Il prit un moment pour évaluer la situation. La perspective de démêler une affaire impliquant des figures puissantes n'était pas sans danger, mais la curiosité et le sens de la justice qui l'animaient prenaient le dessus. « Je vais vous aider. Mais nous devons être prudents. Avez-vous une idée de qui pourrait être à l'origine de ces menaces ? »
Elle hésita avant de répondre, comme si elle tenait encore à protéger certains secrets. « Je ne suis pas certaine. Mais j'ai des suspicions.
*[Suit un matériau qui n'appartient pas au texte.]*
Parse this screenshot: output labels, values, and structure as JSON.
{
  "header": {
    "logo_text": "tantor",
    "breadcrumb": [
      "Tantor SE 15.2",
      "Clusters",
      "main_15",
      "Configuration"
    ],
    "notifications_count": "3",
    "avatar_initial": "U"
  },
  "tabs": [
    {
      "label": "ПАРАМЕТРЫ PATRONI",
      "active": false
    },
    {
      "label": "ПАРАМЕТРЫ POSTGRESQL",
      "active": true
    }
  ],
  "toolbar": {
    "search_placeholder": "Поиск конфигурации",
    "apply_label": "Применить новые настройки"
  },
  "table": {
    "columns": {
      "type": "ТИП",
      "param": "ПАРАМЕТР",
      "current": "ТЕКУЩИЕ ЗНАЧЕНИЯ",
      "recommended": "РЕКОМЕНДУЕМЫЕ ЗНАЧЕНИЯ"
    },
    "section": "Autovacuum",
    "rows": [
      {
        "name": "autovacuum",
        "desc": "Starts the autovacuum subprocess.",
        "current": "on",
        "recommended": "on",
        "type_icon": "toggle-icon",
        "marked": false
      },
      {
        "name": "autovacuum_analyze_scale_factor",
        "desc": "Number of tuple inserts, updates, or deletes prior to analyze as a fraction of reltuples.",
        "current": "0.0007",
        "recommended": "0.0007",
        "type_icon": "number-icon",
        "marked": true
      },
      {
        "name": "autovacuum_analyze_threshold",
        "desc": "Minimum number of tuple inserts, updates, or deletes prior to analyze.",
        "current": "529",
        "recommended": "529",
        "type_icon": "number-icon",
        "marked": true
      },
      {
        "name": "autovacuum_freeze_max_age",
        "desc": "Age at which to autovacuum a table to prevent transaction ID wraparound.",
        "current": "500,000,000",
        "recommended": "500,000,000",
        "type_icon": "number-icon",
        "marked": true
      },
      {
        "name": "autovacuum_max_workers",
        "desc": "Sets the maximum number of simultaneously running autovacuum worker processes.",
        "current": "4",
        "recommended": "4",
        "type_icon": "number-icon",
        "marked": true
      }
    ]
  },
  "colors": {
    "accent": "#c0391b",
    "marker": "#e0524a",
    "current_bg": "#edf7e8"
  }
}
Il y a un homme, François Vannier, un avocat influent. Il semble être au centre de ces transactions. »
Arthur nota mentalement ce nom, conscient que ses recherches allaient devoir commencer dès maintenant. « Nous devons faire en sorte que ces documents soient en sécurité. Je vais m'assurer de garder un œil sur vous, mais je vous conseille de ne pas rester seule. »
Elle hocha la tête, les traits marqués par l'inquiétude mais également la détermination. « Je ne compte pas me laisser intimider. Je sais que nous pouvons faire éclater la vérité. »
Il acquiesça, sachant que cette affaire promettait d'être bien plus complexe qu'il n'y paraissait. « Très bien, commençons. Demain, à la première heure, nous nous mettrons au travail. »
La conversation se prolongea un moment, échangeant des détails et des plans d'action, avant qu'Arthur ne prenne congé. Il quitta le café avec la certitude que cet appel impromptu n'était que le début d'une nouvelle enquête qui le plongerait au cœur des ombres de la ville lumière. Alors qu'il marchait de nouveau dans les rues silencieuses, une étrange excitation montait en lui, celle de l'inconnu, du mystère à dénouer, et de la vérité à révéler, enfouie quelque part dans l'obscurité de Paris.